Ветер, вместе с отражениями вьющегося одеяния скалы пел в унисон со всплесками воды. Самое близкое к кромке озера дерево росло обособленно от остального леса, на площадке берега, под возвышающейся в самое небо скалой. Одинокое и особенно величавое, оно уже заждалось своего верного друга и развлекало себя, слушая разговоры озера с ветром.
Подбежав к дереву, эшфарум сорвал с него плод: «Мы есть сейчас дружище». Он надкусил этот дар, слушая ответный шелест листвы: «И до-о, и по-о-о-сле ветро-о-о-в»
Подперев спиной ствол, Джумоук уселся на подобие кресла, образованное началом корней. У него была уйма вопросов. Мысли о предстоящей учёбе вызывали трепетное волнение. Больше всего его беспокоила загадка двух миров. Находясь в астральной тюрьме, люди могут бесконечно путешествовать физически, порождая всё новое и новое пространство, отвоёвывая его у небытия, когда как в Фаруме земная твердь замыкается круглым куполом за солнцем, как предел физического пространства мира эшфарумов.
Джумоук чувствовал неприязнь к глупым, по его мнению, людям.

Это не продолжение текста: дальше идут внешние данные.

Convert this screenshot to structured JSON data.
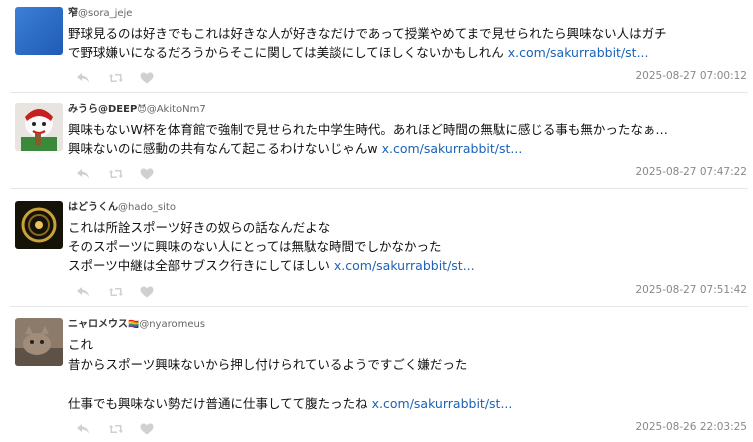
{
  "tweets": [
    {
      "name": "窄",
      "handle": "@sora_jeje",
      "lines": [
        "野球見るのは好きでもこれは好きな人が好きなだけであって授業やめてまで見せられたら興味ない人はガチ",
        "で野球嫌いになるだろうからそこに関しては美談にしてほしくないかもしれん"
      ],
      "link": "x.com/sakurrabbit/st...",
      "link_line": 1,
      "timestamp": "2025-08-27 07:00:12"
    },
    {
      "name": "みうら@DEEP",
      "badge": "😈",
      "handle": "@AkitoNm7",
      "lines": [
        "興味もないW杯を体育館で強制で見せられた中学生時代。あれほど時間の無駄に感じる事も無かったなぁ…",
        "興味ないのに感動の共有なんて起こるわけないじゃんw"
      ],
      "link": "x.com/sakurrabbit/st...",
      "link_line": 1,
      "timestamp": "2025-08-27 07:47:22"
    },
    {
      "name": "はどうくん",
      "handle": "@hado_sito",
      "lines": [
        "これは所詮スポーツ好きの奴らの話なんだよな",
        "そのスポーツに興味のない人にとっては無駄な時間でしかなかった",
        "スポーツ中継は全部サブスク行きにしてほしい"
      ],
      "link": "x.com/sakurrabbit/st...",
      "link_line": 2,
      "timestamp": "2025-08-27 07:51:42"
    },
    {
      "name": "ニャロメウス",
      "badge": "🏳️‍🌈",
      "handle": "@nyaromeus",
      "lines": [
        "これ",
        "昔からスポーツ興味ないから押し付けられているようですごく嫌だった",
        "",
        "仕事でも興味ない勢だけ普通に仕事してて腹たったね"
      ],
      "link": "x.com/sakurrabbit/st...",
      "link_line": 3,
      "timestamp": "2025-08-26 22:03:25"
    }
  ],
  "icons": {
    "reply": "reply-icon",
    "retweet": "retweet-icon",
    "like": "heart-icon"
  },
  "colors": {
    "link": "#1b62b8",
    "timestamp": "#888888",
    "icon": "#d0d0d0",
    "divider": "#e6e6e6"
  }
}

Он думал, что предназначение их расы именно в освобождении заключённых бессмертных душ от человеческих тел на их устланном страданиями пути. Ведь они верят в страдания и ищут всяческие способы для этого, вместо того чтобы познавать волю Великого Учителя, полноценно проживая дарованную им для учёбы физическую жизнь.

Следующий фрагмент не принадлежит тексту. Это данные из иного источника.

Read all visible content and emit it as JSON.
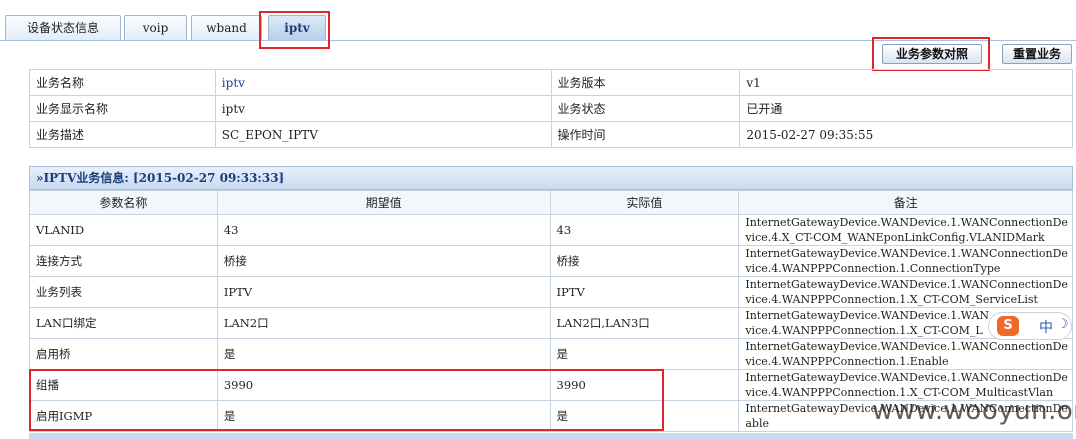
{
  "tabs": [
    {
      "label": "设备状态信息",
      "active": false
    },
    {
      "label": "voip",
      "active": false
    },
    {
      "label": "wband",
      "active": false
    },
    {
      "label": "iptv",
      "active": true
    }
  ],
  "actions": {
    "compare_label": "业务参数对照",
    "reset_label": "重置业务"
  },
  "service_info": {
    "name_label": "业务名称",
    "name_value": "iptv",
    "version_label": "业务版本",
    "version_value": "v1",
    "display_name_label": "业务显示名称",
    "display_name_value": "iptv",
    "status_label": "业务状态",
    "status_value": "已开通",
    "desc_label": "业务描述",
    "desc_value": "SC_EPON_IPTV",
    "op_time_label": "操作时间",
    "op_time_value": "2015-02-27 09:35:55"
  },
  "iptv_section": {
    "title": "»IPTV业务信息: [2015-02-27 09:33:33]",
    "columns": [
      "参数名称",
      "期望值",
      "实际值",
      "备注"
    ],
    "rows": [
      {
        "name": "VLANID",
        "expected": "43",
        "actual": "43",
        "remark1": "InternetGatewayDevice.WANDevice.1.WANConnectionDe",
        "remark2": "vice.4.X_CT-COM_WANEponLinkConfig.VLANIDMark"
      },
      {
        "name": "连接方式",
        "expected": "桥接",
        "actual": "桥接",
        "remark1": "InternetGatewayDevice.WANDevice.1.WANConnectionDe",
        "remark2": "vice.4.WANPPPConnection.1.ConnectionType"
      },
      {
        "name": "业务列表",
        "expected": "IPTV",
        "actual": "IPTV",
        "remark1": "InternetGatewayDevice.WANDevice.1.WANConnectionDe",
        "remark2": "vice.4.WANPPPConnection.1.X_CT-COM_ServiceList"
      },
      {
        "name": "LAN口绑定",
        "expected": "LAN2口",
        "actual": "LAN2口,LAN3口",
        "remark1": "InternetGatewayDevice.WANDevice.1.WAN",
        "remark2": "vice.4.WANPPPConnection.1.X_CT-COM_L"
      },
      {
        "name": "启用桥",
        "expected": "是",
        "actual": "是",
        "remark1": "InternetGatewayDevice.WANDevice.1.WANConnectionDe",
        "remark2": "vice.4.WANPPPConnection.1.Enable"
      },
      {
        "name": "组播",
        "expected": "3990",
        "actual": "3990",
        "remark1": "InternetGatewayDevice.WANDevice.1.WANConnectionDe",
        "remark2": "vice.4.WANPPPConnection.1.X_CT-COM_MulticastVlan"
      },
      {
        "name": "启用IGMP",
        "expected": "是",
        "actual": "是",
        "remark1": "InternetGatewayDevice.WANDevice.1.WANConnectionDe",
        "remark2": "able"
      }
    ]
  },
  "ime": {
    "logo": "S",
    "lang": "中",
    "moon": "☽"
  },
  "watermark": "www.wooyun.org",
  "colors": {
    "highlight": "#e0262b",
    "header_text": "#193e7a",
    "link": "#1d3f8f"
  }
}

Ведь из страданий надо извлекать урок, а не иллюзии.
Одна из их многочисленных иллюзий это система исчисления, ориентированная на количестве пальцев. Такое могут позволить себе только эшфарумы с их шестью пальцами на каждой руке. К тому же, постоянно материализуя для себя несуществующий ноль, вклинивая, таким образом, ложную единицу, люди не понимают, почему их статистика сбивается с естественных циклов.
Мир людей в отличие от Фарума, настолько холоден, что вода эшфарумов там мгновенно бы превратилась в лёд, который они называют стеклом. Из чего же тогда их вода и лёд? Ещё ему не терпелось увидеть людей. Было ли то слухами, или правдой, но в Фаруме поговаривали о том, что в низшем мире на внешней сфере земли, в их горах, есть отряд миссионеров Олхоума.

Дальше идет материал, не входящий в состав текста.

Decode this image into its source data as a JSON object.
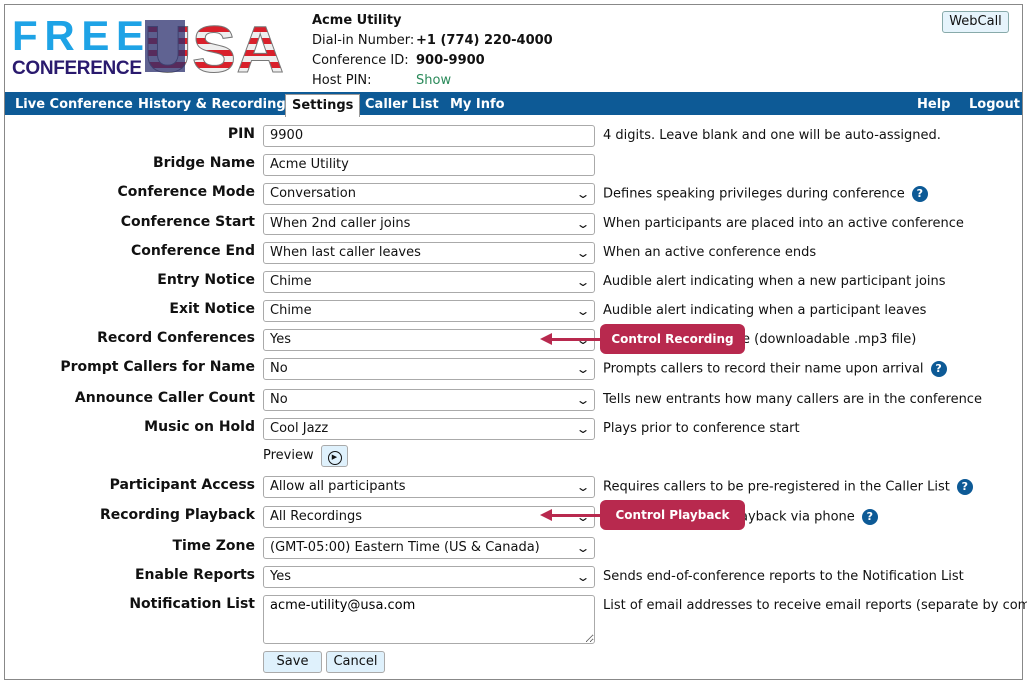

Ученики миссионеров в их красном одеянии, не носят оружия. Возможно, это из-за того, что на внешней сфере, для хищников Фарума оргулов нет материальных преград, в то время каких соседствующее с людьми подобие легко идёт на контакт с сознанием.
Порог, за которым истина теряется в тумане неопознанности, словно горизонт неизменно отодвигался ровно на столько, на сколько Джумоук к нему приближался. Но несмотря на это, любознательного юношу никогда не переставал манить этот предел.
Его размышления неожиданно прервал женский голос, имитирующий глас свыше: «Джу-у-мо-о-о-ук! Не смей улетать из верхнего мира! Сначала ты принадлежишь тому, кто принадлежит тебе, и только потом остальным мирам». Эшфарум от неожиданности вскочил на ноги. Видимо узнав знакомый голос, он озарился улыбкой и, быстро ориентируясь среди отражающихся от скалы и множащихся в пространстве звуков, побежал в сторону свисающей со скалы лозы.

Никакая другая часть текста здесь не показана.